Update, noon: After a sleet-filled morning, temperatures are creeping above freezing in Lancaster County.

Lancaster County Wide Communications received reports of 24 vehicle accidents from 7 a.m. to noon. 

When sleet started falling, roads were "pretty slick," according to Scott Tanguy, manager of the Pennsylvania Department of Transportation's maintenance center in Lancaster County.

Millersville University's Weather Information Center recorded just under 0.3 inches of precipitation from 7 a.m. to noon.

"For the most part, everything is wet now," Tanguy said just before noon, adding there are a few isolated icy spots.

PennDOT trucks started spreading material overnight and continued as freezing rain fell, he said.

MU weather center director Eric Horst said mostly plain rain is likely through the afternoon due to temperatures rising above freezing and solar radiation through the clouds.

Temperatures might hover around freezing overnight, and untreated surfaces may refreeze, Horst said.

Horst said Wednesday should be windy and cool. Thursday and Friday should be milder with temperatures in the 40s.

Then there are two more winter threats: possible light snow Saturday morning and a more significant snow Sunday, he said.


Tuesday morning: After little snow overnight, forecasters warn of an icy mix through the morning in Lancaster County.

The speed limit has been restricted to 45 mph on major Lancaster County roads: routes 283, 30, 222, 30 and 340, according to the Pennsylvania Department of Transportation. 
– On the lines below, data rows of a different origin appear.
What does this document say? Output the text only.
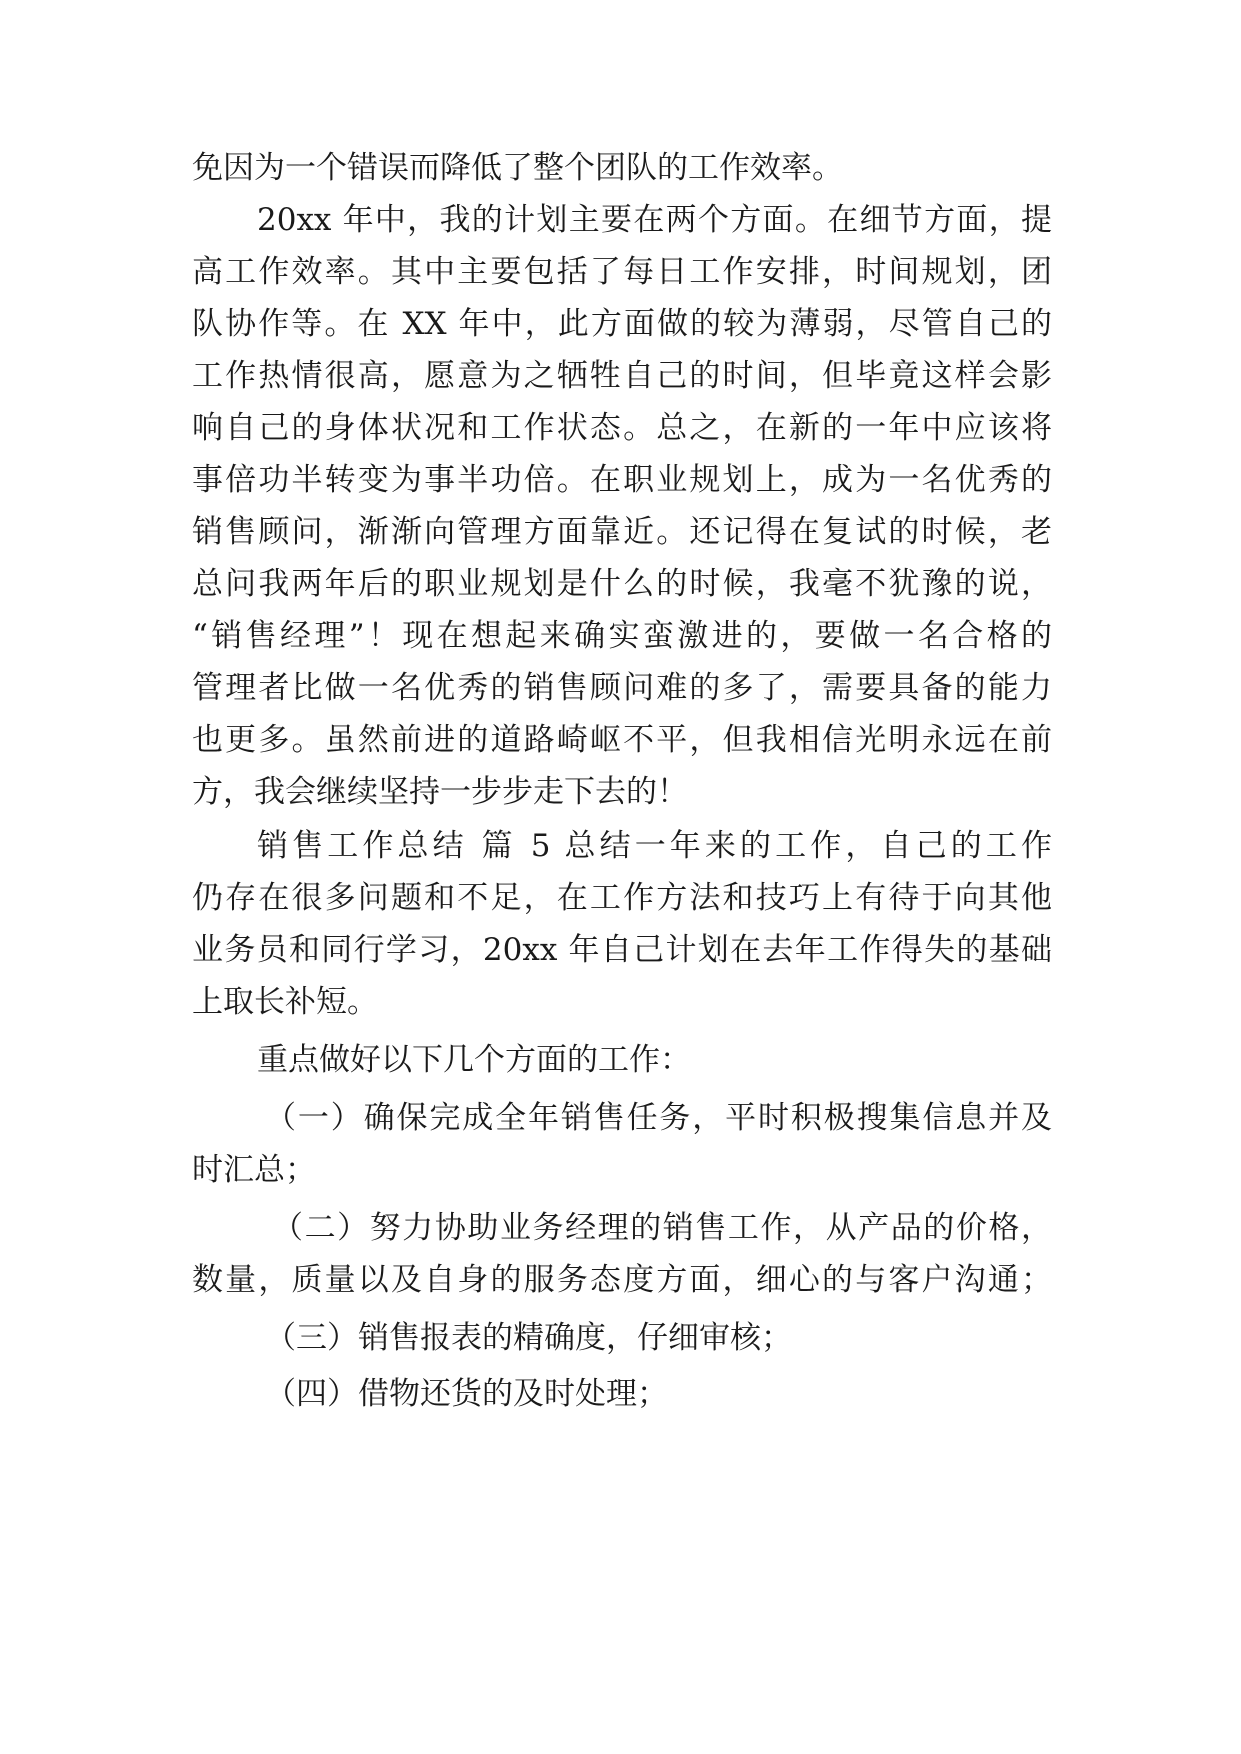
免因为一个错误而降低了整个团队的工作效率。
20xx 年中，我的计划主要在两个方面。在细节方面，提
高工作效率。其中主要包括了每日工作安排，时间规划，团
队协作等。在 XX 年中，此方面做的较为薄弱，尽管自己的
工作热情很高，愿意为之牺牲自己的时间，但毕竟这样会影
响自己的身体状况和工作状态。总之，在新的一年中应该将
事倍功半转变为事半功倍。在职业规划上，成为一名优秀的
销售顾问，渐渐向管理方面靠近。还记得在复试的时候，老
总问我两年后的职业规划是什么的时候，我毫不犹豫的说，
“销售经理”！现在想起来确实蛮激进的，要做一名合格的
管理者比做一名优秀的销售顾问难的多了，需要具备的能力
也更多。虽然前进的道路崎岖不平，但我相信光明永远在前
方，我会继续坚持一步步走下去的！
销售工作总结 篇 5 总结一年来的工作，自己的工作
仍存在很多问题和不足，在工作方法和技巧上有待于向其他
业务员和同行学习，20xx 年自己计划在去年工作得失的基础
上取长补短。
重点做好以下几个方面的工作：
（一）确保完成全年销售任务，平时积极搜集信息并及
时汇总；
（二）努力协助业务经理的销售工作，从产品的价格，
数量，质量以及自身的服务态度方面，细心的与客户沟通；
（三）销售报表的精确度，仔细审核；
（四）借物还货的及时处理；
Millersville University meteorologist Eric Horst said in a tweet early Tuesday that the brunt of the storm will hit between 7 a.m. and 10 p.m.

The 16 public Lancaster County school districts announced closures for the day.

Precipitation should resume as an icy mix and transition to mainly freezing rain into midday, Horst said. Untreated surfaces could get slick.

"Be careful out there!" Horst said.

A winter storm warning from the National Weather Service is in effect through 4 p.m.

The warning says dangerous travel, power outages and tree damage are likely due to ice. Ice accumulation around a tenth of an inch is possible.

Temperatures are expected to rise slowly during the day. The icy mix should change to plain rain when temperatures get past freezing.

AccuWeather forecasts temperatures around 32 through midmorning, slowly rising to the mid-30s by midday and getting to the upper 30s by the evening.